- Directed by: K. Krishnan
- Written by: K. Krishnan
- Produced by: A. G. Subramanian
- Starring: Rajkiran; Khushbu; Vineetha;
- Cinematography: Ravi Shankar
- Edited by: A. K. Shankar C. Srinivasan
- Music by: Deva
- Production company: AGS Films International
- Release date: 10 April 1998;
- Running time: 135 minutes
- Country: India
- Language: Tamil

= Ponnu Velayira Bhoomi =

Ponnu Velayira Bhoomi is a 1998 Indian Tamil-language comedy drama film directed by K. Krishnan. The film stars Rajkiran, Khushbu and Vineetha, with Manivannan, Vadivelu, R. Sundarrajan, Vennira Aadai Moorthy, Vittal Rao and Latha in supporting roles. It was released on 10 April 1998.

== Plot ==

Palanisamy (Rajkiran) is a kind-hearted rich farmer and he soon becomes the village chief. Palanisamy is known in his village for holding demonstrations. The poor village girl Valli (Vineetha) falls in love with Palanisamy until Valli knows that Palanisamy is in fact married to Pushpa (Khushbu) who is mentally ill.

In the past, Pushpa was an arrogant english-medium school owner. She first clashed with Palanisamy, then they fell in love with each other.

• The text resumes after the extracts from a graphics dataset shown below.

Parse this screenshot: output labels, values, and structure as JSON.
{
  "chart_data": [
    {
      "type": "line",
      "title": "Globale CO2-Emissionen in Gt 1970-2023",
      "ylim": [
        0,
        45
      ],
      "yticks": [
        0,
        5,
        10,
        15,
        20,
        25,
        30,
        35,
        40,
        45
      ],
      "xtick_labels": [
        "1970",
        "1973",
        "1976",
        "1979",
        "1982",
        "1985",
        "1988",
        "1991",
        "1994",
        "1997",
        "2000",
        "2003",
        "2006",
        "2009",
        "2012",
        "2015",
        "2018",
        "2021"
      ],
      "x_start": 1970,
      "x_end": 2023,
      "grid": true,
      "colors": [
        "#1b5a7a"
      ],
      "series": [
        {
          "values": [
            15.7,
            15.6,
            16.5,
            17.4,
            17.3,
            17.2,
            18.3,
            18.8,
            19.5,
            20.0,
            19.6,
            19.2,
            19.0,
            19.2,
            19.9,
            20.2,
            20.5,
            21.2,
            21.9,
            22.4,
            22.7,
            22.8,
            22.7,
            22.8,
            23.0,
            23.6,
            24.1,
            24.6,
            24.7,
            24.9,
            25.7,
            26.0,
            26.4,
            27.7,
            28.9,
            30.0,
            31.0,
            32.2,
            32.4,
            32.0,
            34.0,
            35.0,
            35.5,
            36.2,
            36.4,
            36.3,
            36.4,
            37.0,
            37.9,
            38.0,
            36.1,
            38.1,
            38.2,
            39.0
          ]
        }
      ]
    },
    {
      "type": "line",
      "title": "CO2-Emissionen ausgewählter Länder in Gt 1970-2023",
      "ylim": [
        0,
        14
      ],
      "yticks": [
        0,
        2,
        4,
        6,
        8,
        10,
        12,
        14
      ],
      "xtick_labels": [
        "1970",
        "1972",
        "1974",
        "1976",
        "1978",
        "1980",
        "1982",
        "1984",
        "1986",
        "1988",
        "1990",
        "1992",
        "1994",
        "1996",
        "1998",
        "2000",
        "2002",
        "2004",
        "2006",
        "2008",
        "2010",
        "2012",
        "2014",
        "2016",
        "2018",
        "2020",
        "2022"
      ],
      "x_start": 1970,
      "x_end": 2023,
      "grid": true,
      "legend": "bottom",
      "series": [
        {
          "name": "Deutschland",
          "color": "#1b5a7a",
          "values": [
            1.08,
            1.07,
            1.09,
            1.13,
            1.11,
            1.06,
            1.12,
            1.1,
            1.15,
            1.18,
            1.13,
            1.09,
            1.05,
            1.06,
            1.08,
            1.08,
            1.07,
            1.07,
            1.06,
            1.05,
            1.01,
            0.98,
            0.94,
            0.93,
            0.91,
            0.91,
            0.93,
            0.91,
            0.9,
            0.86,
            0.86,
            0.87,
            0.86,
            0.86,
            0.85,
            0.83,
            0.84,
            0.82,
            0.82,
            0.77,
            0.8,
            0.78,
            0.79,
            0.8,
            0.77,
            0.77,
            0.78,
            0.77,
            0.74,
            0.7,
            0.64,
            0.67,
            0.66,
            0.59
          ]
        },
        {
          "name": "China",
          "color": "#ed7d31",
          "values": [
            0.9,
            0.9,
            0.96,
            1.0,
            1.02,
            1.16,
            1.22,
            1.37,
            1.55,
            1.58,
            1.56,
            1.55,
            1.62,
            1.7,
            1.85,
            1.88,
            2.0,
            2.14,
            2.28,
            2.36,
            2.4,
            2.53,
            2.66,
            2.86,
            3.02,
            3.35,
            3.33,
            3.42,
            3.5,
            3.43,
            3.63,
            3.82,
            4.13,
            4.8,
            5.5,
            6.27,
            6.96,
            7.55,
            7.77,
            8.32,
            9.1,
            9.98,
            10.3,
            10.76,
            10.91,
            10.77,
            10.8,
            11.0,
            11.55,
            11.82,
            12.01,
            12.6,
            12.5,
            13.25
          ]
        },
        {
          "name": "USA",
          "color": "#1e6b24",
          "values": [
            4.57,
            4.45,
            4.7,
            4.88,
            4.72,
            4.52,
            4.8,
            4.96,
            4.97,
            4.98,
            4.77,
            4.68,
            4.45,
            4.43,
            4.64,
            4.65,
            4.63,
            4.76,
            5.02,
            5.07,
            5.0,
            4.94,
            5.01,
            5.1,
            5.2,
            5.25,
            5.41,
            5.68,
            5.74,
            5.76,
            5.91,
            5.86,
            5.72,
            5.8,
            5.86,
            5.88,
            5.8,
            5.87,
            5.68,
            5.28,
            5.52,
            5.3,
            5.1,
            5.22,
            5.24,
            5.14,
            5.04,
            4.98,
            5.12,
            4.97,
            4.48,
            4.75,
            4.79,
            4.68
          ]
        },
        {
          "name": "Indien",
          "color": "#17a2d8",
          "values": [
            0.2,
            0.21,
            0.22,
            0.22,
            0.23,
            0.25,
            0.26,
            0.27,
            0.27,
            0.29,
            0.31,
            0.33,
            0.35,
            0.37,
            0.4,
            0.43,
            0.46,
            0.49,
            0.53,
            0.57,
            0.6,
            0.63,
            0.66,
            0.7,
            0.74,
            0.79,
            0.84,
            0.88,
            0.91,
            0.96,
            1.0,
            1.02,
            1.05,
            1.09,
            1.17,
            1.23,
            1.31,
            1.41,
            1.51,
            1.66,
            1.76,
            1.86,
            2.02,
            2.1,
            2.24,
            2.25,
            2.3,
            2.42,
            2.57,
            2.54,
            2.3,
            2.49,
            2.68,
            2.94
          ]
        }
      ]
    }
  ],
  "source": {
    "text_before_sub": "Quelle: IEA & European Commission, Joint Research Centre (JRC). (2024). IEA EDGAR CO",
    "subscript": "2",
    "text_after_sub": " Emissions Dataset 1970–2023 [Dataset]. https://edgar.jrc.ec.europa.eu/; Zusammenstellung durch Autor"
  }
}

On a misunderstanding, they get married and they lived happily together. Pushpa's father (Vittal Rao) wanted to take revenge on Palanisamy. During her childbirth, Pushpa's newborn baby died and Pushpa couldn't get pregnant again. Just after this incident, Pushpa became mentally ill.

Valli decides to take care of Pushpa. Later, at the village court, Valli claims that Palanisamy married her. In the meantime, Pushpa becomes again as she was and the upset Pushpa goes back to her parents. Palanisamy feels lost.

Meanwhile, the farmers have been scammed by a vicious businessman (Manivannan) and Pushpa's father. Palanisamy recovers the farmers' properties and ultimately saves Pushpa's father from the angry farmers. Pushpa then reveals to Palanisamy that she wanted to see Palanisamy having a baby so she plans everything with Valli's help. Palanisamy and Valli forgive Pushpa. Palanisamy and Pushpa live happily ever after.

== Production ==
The film took over a year to make, and had a delayed release.

== Soundtrack ==
The soundtrack was composed by Deva, with lyrics written by Vaali.

| Song | Singer(s) | Duration |
|---|---|---|
| "Paattu Kattum Kuyilu" | Swarnalatha | 5:09 |
| "Oorae Mathichi Nikkum" | Swarnalatha, Mano | 4:09 |
| "Poya Unn Moonjila" | Swarnalatha, Anuradha Sriram, Vadivelu, Deva | 3:36 |
| "Vettu Vettu" | K. S. Chithra | 4:33 |
| "Manja Thalikatti" | S. P. Balasubrahmanyam | 5:55 |

==Release==
The film was a commercial success.

== Legacy ==
The dialogue "Sodhikadinga Da Ennaya" (Don't test my patience) spoken by Vadivelu became popular and has entered Tamil vernacular.